İnternette birbirine sallayan çoluk çocuğu geçin, ancak koca koca aklı başında adamlar ve kurumları temsil eden kişiler sakin olmalı ve yapılmaya çalışanları iyi okumalı. Bugün alınmaya çalışılan o itirafname şu an Türk Futbolu'nun kader belgesi durumunda. Eğer alınırsa federasyon üzerindeki baskılar artık dayanılmaz hale gelecek ve aynen istendiği gibi delilsiz, belgesiz bir infaz kararı vermek zorunda kalınılacak. Sadece Beşiktaş değil, Fenerbahçe ve Trabzonspor'un da ipi çekilecek eğer plan işlerse. Karambolden şampiyonluk alırız sanan Trabzonspor taraftarı tokadı daha önce yemişti dün de yapılanın amacının ne olduğuna kafası basmayan bir takım Beşiktaş taraftarı soğuk duş aldı.

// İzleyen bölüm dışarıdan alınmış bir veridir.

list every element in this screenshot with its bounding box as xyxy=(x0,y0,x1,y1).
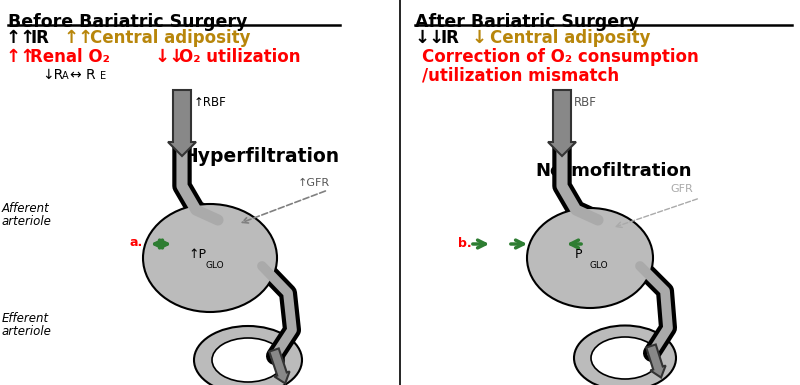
Text: ↔ R: ↔ R xyxy=(70,68,96,82)
Text: E: E xyxy=(100,71,106,81)
Ellipse shape xyxy=(527,208,653,308)
Text: Renal O₂: Renal O₂ xyxy=(30,48,110,66)
Ellipse shape xyxy=(574,325,676,385)
Text: arteriole: arteriole xyxy=(2,215,52,228)
Ellipse shape xyxy=(183,236,237,280)
Text: ↑RBF: ↑RBF xyxy=(194,96,226,109)
Text: Normofiltration: Normofiltration xyxy=(535,162,691,180)
Ellipse shape xyxy=(539,218,640,298)
FancyArrow shape xyxy=(646,345,666,378)
Ellipse shape xyxy=(143,204,277,312)
Text: ↓↓: ↓↓ xyxy=(415,29,446,47)
Text: TUB: TUB xyxy=(271,365,288,374)
Ellipse shape xyxy=(156,215,264,301)
Ellipse shape xyxy=(194,326,302,385)
Text: RBF: RBF xyxy=(574,96,597,109)
Text: Efferent: Efferent xyxy=(2,312,49,325)
Text: O₂ utilization: O₂ utilization xyxy=(179,48,301,66)
Text: ↑GFR: ↑GFR xyxy=(298,178,330,188)
Text: ↓: ↓ xyxy=(472,29,487,47)
Text: GLO: GLO xyxy=(206,261,225,270)
Text: ↑↑: ↑↑ xyxy=(6,48,36,66)
Text: After Bariatric Surgery: After Bariatric Surgery xyxy=(415,13,639,31)
Text: b.: b. xyxy=(458,237,472,250)
Text: P: P xyxy=(575,248,582,261)
Ellipse shape xyxy=(565,238,615,278)
Text: IR: IR xyxy=(30,29,49,47)
Ellipse shape xyxy=(212,338,284,382)
Text: /utilization mismatch: /utilization mismatch xyxy=(422,67,619,85)
Text: A: A xyxy=(62,71,69,81)
Text: ↑↑: ↑↑ xyxy=(6,29,36,47)
Ellipse shape xyxy=(552,228,628,288)
Text: Afferent: Afferent xyxy=(2,202,50,215)
Text: ↓↓: ↓↓ xyxy=(155,48,186,66)
FancyArrow shape xyxy=(548,90,576,156)
Ellipse shape xyxy=(197,247,223,269)
Ellipse shape xyxy=(591,337,659,379)
Ellipse shape xyxy=(170,226,250,290)
Text: ↓R: ↓R xyxy=(42,68,63,82)
Text: arteriole: arteriole xyxy=(2,325,52,338)
Text: ↑P: ↑P xyxy=(188,248,206,261)
Text: ↑↑: ↑↑ xyxy=(64,29,94,47)
Ellipse shape xyxy=(578,248,602,268)
Text: Central adiposity: Central adiposity xyxy=(490,29,650,47)
Text: P: P xyxy=(638,356,645,369)
Text: P: P xyxy=(262,358,269,371)
FancyArrow shape xyxy=(168,90,196,156)
Text: IR: IR xyxy=(440,29,459,47)
FancyArrow shape xyxy=(270,348,290,383)
Text: GFR: GFR xyxy=(670,184,693,194)
Text: Correction of O₂ consumption: Correction of O₂ consumption xyxy=(422,48,698,66)
Text: Before Bariatric Surgery: Before Bariatric Surgery xyxy=(8,13,247,31)
Text: TUB: TUB xyxy=(647,363,664,372)
Text: Hyperfiltration: Hyperfiltration xyxy=(182,147,339,166)
Text: Central adiposity: Central adiposity xyxy=(90,29,250,47)
Text: GLO: GLO xyxy=(589,261,608,270)
Text: a.: a. xyxy=(130,236,143,249)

Bu süreçte herkes soğukkanlı olmalı ve ortada çıkarılan gürültüye aldırmamalıdır. elde bulunan deliller kimseyi mahkum etmeye yetmediği için bir takım hukuki proses sonuna kadar zorlanıyor ve yasalar esnetiliyor. Federasyon ısrarla delil talep etmesine rağmen "yasal" delil ve ikna edici iddialar konamadı ortaya. Nihayetinde iş geldi tıkandı "itirafçı" statüsünden yararlandırılmakla iknaya çalışılan ve içeri tıkılma tehdidinden korkan 2 genç adamın ifadesine. Herkes soğukkanlı olsun ve camiasına sahip çıksın. Bir takım medyanın her şey yapılmış, olmuş ve hukuken delillendirilmiş gibi hüküm veren yayınlarına kulak asmasın kimse. Bugün asırlık camialara silah çekip tetikçiliğe soyunan bazı satılıkların daha önce başka dava süreçlerinde ne gibi iftiralarda bulunduğunu da biliyoruz.

Dün yazılan şu yazı da bu olacakları anlatmaya çalışıyordu. Merak eden okusun.

Tayfur Havutçu Apar Topar Neden Geldi

Son Söz: Karabükspor üzerine kayacak soruşturmanın merkezi.